Ada lagi jenis hutan yang berada dalam rendaman air permanen, khususnya air laut atau mungkin danau besar seperti di Danau Toba, atau di AS dikenal adanya Danau Michigan yang sangat luas dan dalam menyerupai lautan.. Keberadaan hutan terendam tersebut umumnya di dasar lautan. Ekosistem hutan lautan ataupun hutan samudra itu, dikenalkan sebagai wana bahari (sekitar tahun 1985-1990), di Indonesia memiliki luas sampai sekitar 220 juta hektare.  Hutan lautan tumbuh dalam sebuah komunitas yang terdiri atas bebatuan, terumbu karang, pasir laut, ganggang, ikan, ular, udang, kura-kura, kerang dan berbagai biodiversitas biota laut, dan lainnya yang umumnya bersifat anaerob, bernapas dengan insang meskipun diantaranya ada juga yang bernapas dengan paru-paru seperti ikan paus, anjing laut dan kura-kura.

Hutan lautan apalagi yang berada di laut dalam ini nyaris tidak pernah tersentuh sistem pengelolaan yang intensif. Yang sementara ini dapat dilakukan hanyalah mengeksploitasi hasil laut khususnya kekayaan ikan, lobster, udang, cumi, kerang yang bergizi dan mahal harganya, serta rumput laut di lautan dangkal yang sering terpengaruhi oleh pasang surut permukaan air laut. Kegiatan lainnya adalah pengamanan terumbu karang yang merupakan “rumah” ikan, biota laut yang diburu oleh manusia karena keindahannya.

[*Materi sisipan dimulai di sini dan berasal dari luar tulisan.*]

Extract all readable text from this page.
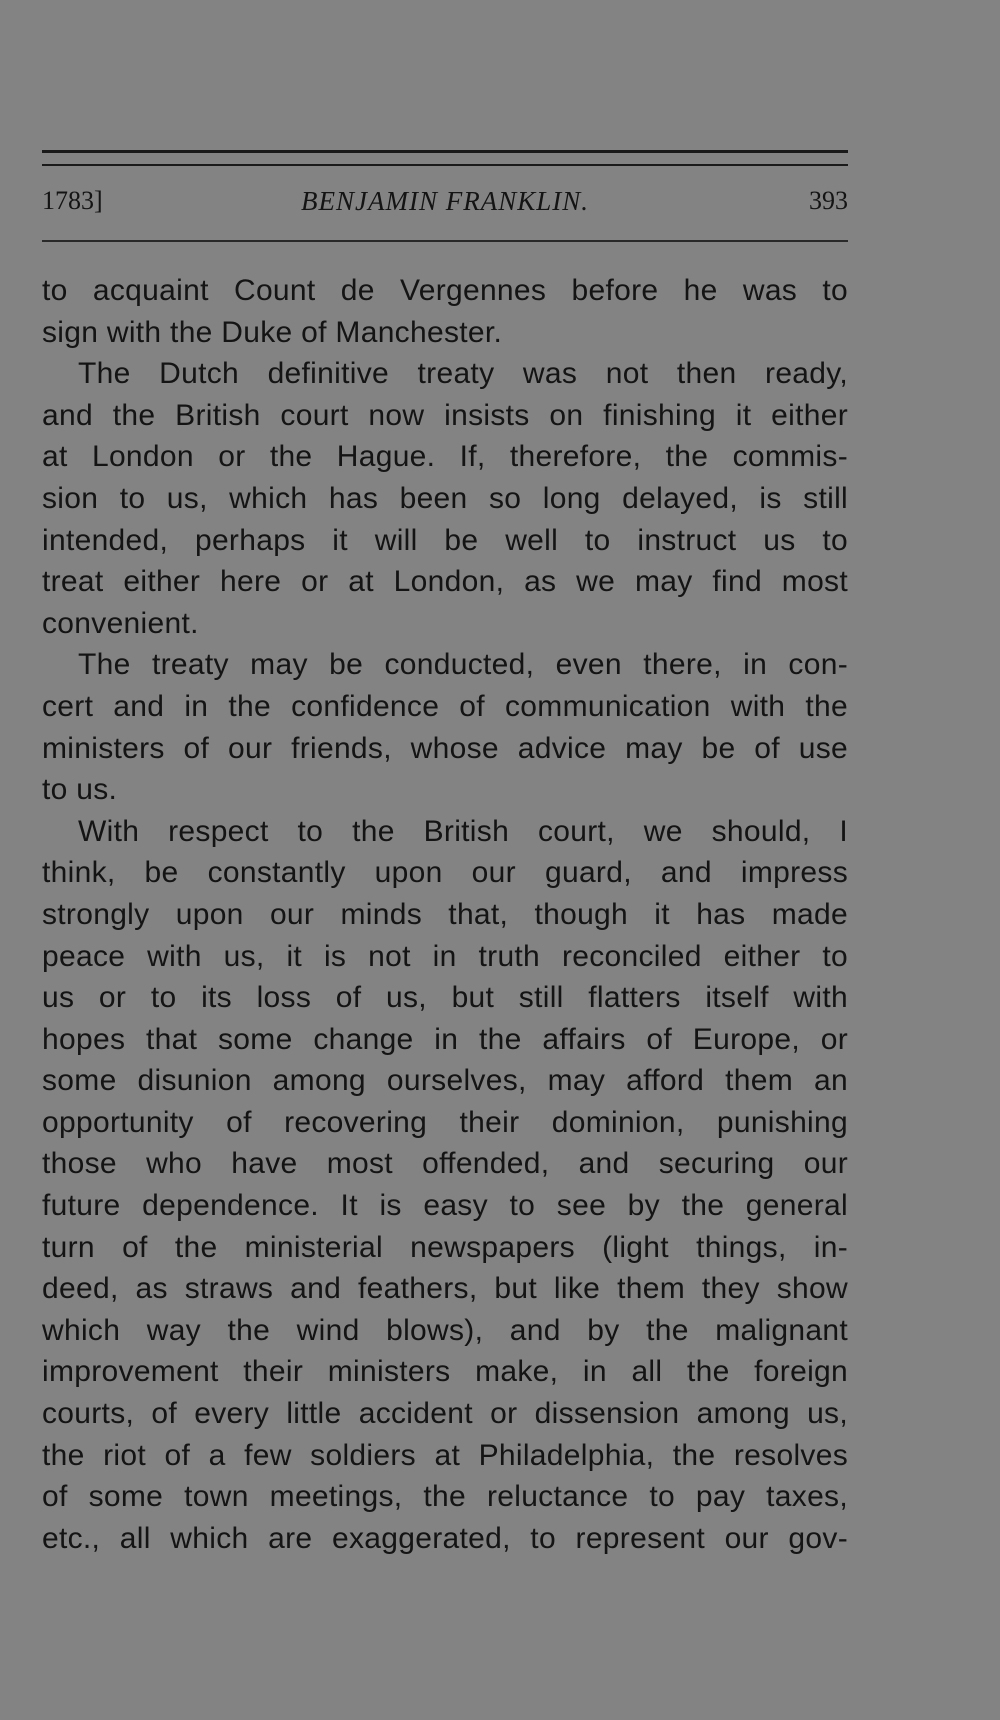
1783]	BENJAMIN FRANKLIN.	393
to acquaint Count de Vergennes before he was to
sign with the Duke of Manchester.
The Dutch definitive treaty was not then ready,
and the British court now insists on finishing it either
at London or the Hague. If, therefore, the commis-
sion to us, which has been so long delayed, is still
intended, perhaps it will be well to instruct us to
treat either here or at London, as we may find most
convenient.
The treaty may be conducted, even there, in con-
cert and in the confidence of communication with the
ministers of our friends, whose advice may be of use
to us.
With respect to the British court, we should, I
think, be constantly upon our guard, and impress
strongly upon our minds that, though it has made
peace with us, it is not in truth reconciled either to
us or to its loss of us, but still flatters itself with
hopes that some change in the affairs of Europe, or
some disunion among ourselves, may afford them an
opportunity of recovering their dominion, punishing
those who have most offended, and securing our
future dependence. It is easy to see by the general
turn of the ministerial newspapers (light things, in-
deed, as straws and feathers, but like them they show
which way the wind blows), and by the malignant
improvement their ministers make, in all the foreign
courts, of every little accident or dissension among us,
the riot of a few soldiers at Philadelphia, the resolves
of some town meetings, the reluctance to pay taxes,
etc., all which are exaggerated, to represent our gov-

Di Negara-negara sub tropis khususnya di Amerika Serikat pengertian hutan tidak serumit seperti di Indonesia. Di negeri empat musim yang tidak memiliki matahari sepanjang tahun itu pengertian hutan (forest, woods) hanya dibatasi dengan sangat sederhana. Forest adalah lahan yang ditumbuhi oleh pohon-pohon maksimum sebanyak 2-3 jenis. Sedangkan apabila ditumbuhi oleh lebih dari 3 jenis disebut jungle (rimba).

FUNGSI HUTAN

Hutan secara umum memiliki fungsi pengendalian banjir, erosi tanah, mempertahankan kesuburan produktivitas lahan, menyimpan sebagian dari presipitasi air hujan, memperbesar infiltrasi lahan, mengurangi jumlah air limpasan (surface run-off), mempermuda tanah dengan membantu melakukan proses pelapukan batuan induk yang konon lamanya pelapukan bahan induk memerlukan waktu selama 50 tahun untuk membentuk setiap 1 cm tanah.

Fungsinya yang lain membentuk iklim mikro yang mampu menurunkan suhu di bawah tegakan sampai 10 derajat Celsius, menambahkan potensial awan dari hasil pernafasan mulut daun (stomata) hingga sebesar 30 persen dari kandungan embun presipitasi air hujan, dan menyerap emisi karbon dari proses fotosinthesa untuk meredam pemanasan global dan perubahan iklim.

Hutan menjadi bagian penting dari siklus air hujan (hydrological Cycle). Hutan membuat keseimbangan antara air presipitasi yang diperkirakan mengurai ke dalam air limpas sekitar 45 persen, air infiltrasi 30 persen, serta evaporasi dan evapotranspirasi sebesar sekitas 25 persen. Hutan secara alami akan mengatur komposisi perbandingan perjalanan air presipitasi yang tidak merusak, dan dapat dimanfaatkan dengan baik.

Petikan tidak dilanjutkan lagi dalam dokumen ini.